Cost of cash nears tipping point in the U.K.
Cash is not dead, but the burdens of ensuring access threaten to break long-standing ecosystems that sustain traditional payments.
Barclays’ decision to pull out of a deal with the U.K. Post Office to support over-the-counter cash withdrawals is the latest in a series of dramatic moves from financial institutions, technology companies and governments to ease the cost of managing cash as digital payments accelerate and open banking regulations such as PSD2 squeeze bank margins.
In the U.K., contactless payments are growing. Cash is declining, though not enough to dump it entirely, making it harder for the Post Office to stand in for ATMs and branches in underserved areas. Two-thirds of U.K. bank branches have closed in the past 30 years, while thousands of ATMs have disappeared.
The Post Office reportedly is raising fees at the same time Barclays seeks less expensive ways to maintain cash payments while embracing forward-looking payment technology, which carries its own expense. Barclays did not return a request for comment, though the bank has said it plans its own programs to ensure cash access and promises to not close branches in underserved areas. Barclays is also a vigorous investor in new payment technology as it tries to ward off threats from Apple and Amazon.
Cash is a difficulty for payment companies, since it's a necessary part of financial inclusion while expensive to maintain. At the recent P20 conference in London, John Glen, economic secretary to HM Treasury and U.K. city minister, noted contactless payments in the U.K. have increased 1,500% between 2014 and 2018, while cash usage has falling to 28% of payments in 2018 from 60% in 2008.
“For banks to maintain [cash] service for fewer and fewer customers has to be a very difficult business model,” said Sarah Grotta, director of debit and alternative products advisory service at Mercator.
There are alternative means to maintain cash access, such as encouraging retailers to provide cash back at the point of sale, but there are limits, Grotta said. “This used to be a great way for retailers to reduce their costs to carry cash, but if U.K. retailers have primarily non-cash transactions, I am not sure if there will be any cash in the till to provide to the cash back customer.”

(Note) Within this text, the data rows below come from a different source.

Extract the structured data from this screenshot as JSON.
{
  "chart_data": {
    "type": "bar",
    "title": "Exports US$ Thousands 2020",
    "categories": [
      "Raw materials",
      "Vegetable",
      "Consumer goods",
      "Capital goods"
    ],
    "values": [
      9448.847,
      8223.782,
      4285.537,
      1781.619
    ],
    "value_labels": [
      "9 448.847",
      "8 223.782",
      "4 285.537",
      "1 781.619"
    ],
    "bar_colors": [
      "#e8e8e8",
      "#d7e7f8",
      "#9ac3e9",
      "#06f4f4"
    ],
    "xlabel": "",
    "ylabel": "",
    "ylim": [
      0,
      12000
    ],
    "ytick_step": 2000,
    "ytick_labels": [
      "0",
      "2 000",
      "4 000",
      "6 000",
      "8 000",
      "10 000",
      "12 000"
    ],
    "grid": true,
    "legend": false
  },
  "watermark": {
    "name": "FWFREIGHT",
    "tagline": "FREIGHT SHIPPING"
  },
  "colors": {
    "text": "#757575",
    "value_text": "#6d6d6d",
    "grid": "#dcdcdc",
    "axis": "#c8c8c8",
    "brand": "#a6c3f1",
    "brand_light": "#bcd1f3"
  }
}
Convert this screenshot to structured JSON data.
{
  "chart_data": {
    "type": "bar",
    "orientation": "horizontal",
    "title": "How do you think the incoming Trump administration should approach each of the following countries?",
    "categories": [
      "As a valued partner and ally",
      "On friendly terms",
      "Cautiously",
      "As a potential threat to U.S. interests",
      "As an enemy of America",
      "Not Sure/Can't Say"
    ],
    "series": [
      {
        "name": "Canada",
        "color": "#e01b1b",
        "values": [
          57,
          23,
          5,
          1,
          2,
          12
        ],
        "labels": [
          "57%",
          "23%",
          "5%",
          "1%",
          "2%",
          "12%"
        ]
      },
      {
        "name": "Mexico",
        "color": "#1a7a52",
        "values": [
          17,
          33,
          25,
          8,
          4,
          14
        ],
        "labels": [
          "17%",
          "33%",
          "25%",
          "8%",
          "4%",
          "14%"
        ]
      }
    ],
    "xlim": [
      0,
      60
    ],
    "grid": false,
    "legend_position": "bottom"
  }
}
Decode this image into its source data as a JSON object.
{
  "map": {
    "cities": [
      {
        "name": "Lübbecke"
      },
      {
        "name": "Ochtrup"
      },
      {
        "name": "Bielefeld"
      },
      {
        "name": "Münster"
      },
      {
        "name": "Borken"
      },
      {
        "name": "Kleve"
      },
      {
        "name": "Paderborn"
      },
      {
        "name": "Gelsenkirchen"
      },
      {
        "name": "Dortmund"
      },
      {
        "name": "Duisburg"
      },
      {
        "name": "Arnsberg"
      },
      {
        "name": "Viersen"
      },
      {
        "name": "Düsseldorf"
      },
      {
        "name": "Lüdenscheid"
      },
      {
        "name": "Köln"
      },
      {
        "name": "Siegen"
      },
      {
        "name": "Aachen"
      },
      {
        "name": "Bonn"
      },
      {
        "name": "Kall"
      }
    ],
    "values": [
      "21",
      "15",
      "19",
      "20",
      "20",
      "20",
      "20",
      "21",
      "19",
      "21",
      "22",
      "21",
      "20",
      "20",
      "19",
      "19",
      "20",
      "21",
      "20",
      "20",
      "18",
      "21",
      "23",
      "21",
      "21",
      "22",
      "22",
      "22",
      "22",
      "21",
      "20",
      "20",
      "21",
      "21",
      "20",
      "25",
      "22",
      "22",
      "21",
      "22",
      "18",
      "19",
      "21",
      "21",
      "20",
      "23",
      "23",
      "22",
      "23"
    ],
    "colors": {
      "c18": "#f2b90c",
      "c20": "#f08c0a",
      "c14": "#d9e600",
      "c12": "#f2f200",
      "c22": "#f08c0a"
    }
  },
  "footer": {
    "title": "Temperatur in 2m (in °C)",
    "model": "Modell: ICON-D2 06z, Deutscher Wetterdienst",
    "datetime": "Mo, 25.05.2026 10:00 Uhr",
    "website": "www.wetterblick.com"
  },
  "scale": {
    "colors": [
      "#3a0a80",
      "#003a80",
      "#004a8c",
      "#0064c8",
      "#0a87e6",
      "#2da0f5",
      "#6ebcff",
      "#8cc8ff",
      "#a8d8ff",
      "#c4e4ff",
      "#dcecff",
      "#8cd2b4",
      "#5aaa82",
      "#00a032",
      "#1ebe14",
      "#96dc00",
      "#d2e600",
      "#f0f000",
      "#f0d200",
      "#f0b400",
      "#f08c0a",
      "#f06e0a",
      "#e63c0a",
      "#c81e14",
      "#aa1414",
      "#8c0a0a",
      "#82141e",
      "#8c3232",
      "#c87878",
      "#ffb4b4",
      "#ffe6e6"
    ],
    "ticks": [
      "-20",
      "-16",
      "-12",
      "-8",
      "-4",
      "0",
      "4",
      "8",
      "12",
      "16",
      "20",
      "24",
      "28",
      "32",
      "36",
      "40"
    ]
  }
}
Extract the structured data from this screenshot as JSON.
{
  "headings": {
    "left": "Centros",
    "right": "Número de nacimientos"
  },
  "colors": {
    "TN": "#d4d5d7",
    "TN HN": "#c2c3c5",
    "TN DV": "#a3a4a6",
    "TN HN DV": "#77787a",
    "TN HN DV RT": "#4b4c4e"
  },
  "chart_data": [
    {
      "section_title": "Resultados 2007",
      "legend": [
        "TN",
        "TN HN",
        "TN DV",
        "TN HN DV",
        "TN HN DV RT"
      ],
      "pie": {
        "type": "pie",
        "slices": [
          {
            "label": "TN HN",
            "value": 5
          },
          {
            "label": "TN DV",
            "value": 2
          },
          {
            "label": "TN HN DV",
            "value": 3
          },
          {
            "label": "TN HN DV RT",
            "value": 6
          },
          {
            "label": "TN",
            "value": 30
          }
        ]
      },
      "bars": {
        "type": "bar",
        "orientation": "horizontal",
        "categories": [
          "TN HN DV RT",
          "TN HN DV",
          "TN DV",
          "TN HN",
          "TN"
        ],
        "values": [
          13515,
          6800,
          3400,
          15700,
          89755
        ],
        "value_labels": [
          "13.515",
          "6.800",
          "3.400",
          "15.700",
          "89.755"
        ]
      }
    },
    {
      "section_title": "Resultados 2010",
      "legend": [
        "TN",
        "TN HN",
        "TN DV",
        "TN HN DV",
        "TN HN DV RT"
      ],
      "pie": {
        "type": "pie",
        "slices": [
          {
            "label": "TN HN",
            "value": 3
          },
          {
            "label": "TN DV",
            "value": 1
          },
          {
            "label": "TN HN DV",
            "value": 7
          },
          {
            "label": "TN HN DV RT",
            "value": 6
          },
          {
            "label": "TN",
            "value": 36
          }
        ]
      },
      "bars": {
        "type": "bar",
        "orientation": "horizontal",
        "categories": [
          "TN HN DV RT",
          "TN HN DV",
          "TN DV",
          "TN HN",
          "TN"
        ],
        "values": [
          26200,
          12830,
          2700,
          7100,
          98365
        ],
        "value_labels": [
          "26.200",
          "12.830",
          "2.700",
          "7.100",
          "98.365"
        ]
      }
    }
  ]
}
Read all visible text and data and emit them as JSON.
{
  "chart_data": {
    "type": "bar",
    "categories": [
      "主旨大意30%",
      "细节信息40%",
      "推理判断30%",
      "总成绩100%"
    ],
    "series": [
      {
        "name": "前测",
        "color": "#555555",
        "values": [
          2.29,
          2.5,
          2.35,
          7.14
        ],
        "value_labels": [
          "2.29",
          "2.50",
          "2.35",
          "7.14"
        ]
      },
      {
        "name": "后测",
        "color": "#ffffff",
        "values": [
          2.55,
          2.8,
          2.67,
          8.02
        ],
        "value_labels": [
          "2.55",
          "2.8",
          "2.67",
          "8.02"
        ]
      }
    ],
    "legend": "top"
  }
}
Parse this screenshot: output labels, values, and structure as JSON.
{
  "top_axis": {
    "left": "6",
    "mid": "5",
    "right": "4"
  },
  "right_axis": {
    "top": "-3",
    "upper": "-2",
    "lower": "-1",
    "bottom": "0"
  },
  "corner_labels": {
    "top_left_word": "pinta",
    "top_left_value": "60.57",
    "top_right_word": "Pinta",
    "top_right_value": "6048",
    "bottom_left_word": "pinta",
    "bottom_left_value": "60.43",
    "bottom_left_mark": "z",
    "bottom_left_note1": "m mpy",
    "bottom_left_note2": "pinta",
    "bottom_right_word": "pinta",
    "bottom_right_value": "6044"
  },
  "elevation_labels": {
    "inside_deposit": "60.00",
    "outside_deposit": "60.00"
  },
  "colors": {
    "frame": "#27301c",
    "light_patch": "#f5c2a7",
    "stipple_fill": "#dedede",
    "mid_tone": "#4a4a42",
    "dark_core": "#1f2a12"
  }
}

The problem for both the Post Office and Barclays is cash is less popular, yet not extinct. The U.K. Post Office reports there were 130 million cash withdrawals, deposits and balance queries at about 11,500 Post Office branches in the past year.
The Post Office did not disclose the fees it charges banks, but it’s widely reported those fees are higher than other options. ThisIsMoney, a local site, reports the Post Office interchange fee is about $1.16 for a withdrawal, while the average bank ATM interchange fee is about 25 cents. The Postal fee is absorbed by banks, since the service is free to consumers.
The Post Office has "increased the remuneration that its postmasters receive," said Karim Aziz, the Newsdesk manager for the U.K. Post Office, in an email, adding the new deal is for three years and 27 other banks have signed on. Barclays is the only bank reported to be bailing on the Post Office cash service, though the economic pressures apply to all banks.
“Banking is a business and moving cash is costly, as is keeping an ATM or Post Office shop stocked with cash,” said Gareth Lodge, a senior analyst at Celent. “The question ultimately is what is fair access to cash, what is the best way to deliver it, and who should pay for it?”
That answer is political, and Barclays' decision has drawn criticism from regulators and consumer groups.
“This step by Barclays reduces the number of places their customers can go to get cash," said Louis Myers, a spokesman for the Payment Systems Regulator in the U.K., in an email. "We are concerned about the impact this will have, and we will be closely monitoring the steps Barclays plan to take to make sure there are suitable alternatives for its customers to access their cash, especially those who rely on cash or who live in rural areas.”
PSR is considering whether LINK’s current policies on the Post Office are still appropriate and also whether it needs to use its regulatory powers to further ensure public commitments are met regarding the ongoing availability of access to free-to-use ATMs for U.K. consumers, Myers said.
“There is an ongoing debate about how best to protect access to cash and we will continue to work closely with government and our fellow regulators to consider whether further steps are needed,” Myers added.
Easing the expense of cash payments is a global phenomenon, as governments such as India have removed large amounts of cash from circulation, and the technology industry has invested billions of dollars to remove cash payments from stores.
There has also been political pushback against cash removal in other countries, as local laws in the U.S. have mandated stores permit cash as a payments options, and Amazon has decided to keep cash as an option in its checkout-free Amazon Go stores. Most of the other checkout-free deployments in the U.S. also keep cash.
“This highlights the issue of access to cash,” said Lodge, who notes the current level of cash withdrawals in the U.K. is similar to 15 years ago, but in a decline from its peak volume seven years ago. “It will keep declining, so this is about the future as much as about today.”
There are other regulatory costs, as the PSD2 regulation and open banking have impacted financial performance.
“Open banking increases competition in financial services and erodes profitability in other banking areas, which drives the profits that fund the unprofitable areas of the bank,” said Tim Sloane, vice president of payments innovation at Mercator.